We usually steer clear of the discussion of dying. And, to be honest, we rightly do so, for it is a vast unknown. Some have faith, and some have science, but both are not 100% sure what will happen.

As one being saved by Jesus I would fall into the category of faith of an afterlife and an eternity with God. But sometimes I have my doubts. And sometimes I want nothing more than to be there now, and it of this I wish to write.

‘Longing’ might be a good word here, longing to die. To be free of earth and sin and myself, to look beyond that vast unknown chasm knowing what it felt like when my last breath was gone.

(Now, I’m sure some of you are thinking, “Get this dude a psychotherapist because the suicidal thoughts in the post are everywhere.” Societal thought has made death taboo however it’s just as much apart of life as love and we can talk about that without need of psychotherapist all day long).

But here’s my point: when we feel and understand so deeply our revulsion to sin we are, in that moment, screaming at the top of our hearts, “O death where is your victory? O death where is your sting?” And it is then when we see death as a grace not as a monster.

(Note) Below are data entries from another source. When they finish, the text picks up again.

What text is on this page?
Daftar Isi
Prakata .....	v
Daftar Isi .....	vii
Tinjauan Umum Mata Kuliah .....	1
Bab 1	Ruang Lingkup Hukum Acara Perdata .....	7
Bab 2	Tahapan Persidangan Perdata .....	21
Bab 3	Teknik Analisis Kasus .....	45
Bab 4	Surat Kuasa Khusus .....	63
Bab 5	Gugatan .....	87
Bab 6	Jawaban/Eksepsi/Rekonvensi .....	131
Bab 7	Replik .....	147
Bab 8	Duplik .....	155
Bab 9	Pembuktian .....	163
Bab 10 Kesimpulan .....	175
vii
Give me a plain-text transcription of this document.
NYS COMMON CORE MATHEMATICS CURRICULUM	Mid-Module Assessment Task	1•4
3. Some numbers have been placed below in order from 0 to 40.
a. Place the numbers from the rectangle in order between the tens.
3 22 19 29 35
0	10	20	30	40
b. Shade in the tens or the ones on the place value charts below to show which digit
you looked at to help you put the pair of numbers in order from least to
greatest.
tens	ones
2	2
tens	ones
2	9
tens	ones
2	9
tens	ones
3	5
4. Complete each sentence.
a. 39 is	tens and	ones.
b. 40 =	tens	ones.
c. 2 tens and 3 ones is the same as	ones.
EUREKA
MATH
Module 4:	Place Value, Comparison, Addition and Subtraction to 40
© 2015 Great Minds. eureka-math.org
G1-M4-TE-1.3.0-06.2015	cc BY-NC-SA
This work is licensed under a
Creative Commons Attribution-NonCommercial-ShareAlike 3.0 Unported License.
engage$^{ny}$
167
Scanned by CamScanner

For what good God would let his loved creation wallow in the self-deprecating pitiful state that is Falling Short? How could a loving God be loving if he sat aside and let all men trudge along rather than bringing them away from the monotony? How could a glorious God be glorious if he did not eventually show his awful power and beautiful splendor to those he made to behold it? You see, death is a grace.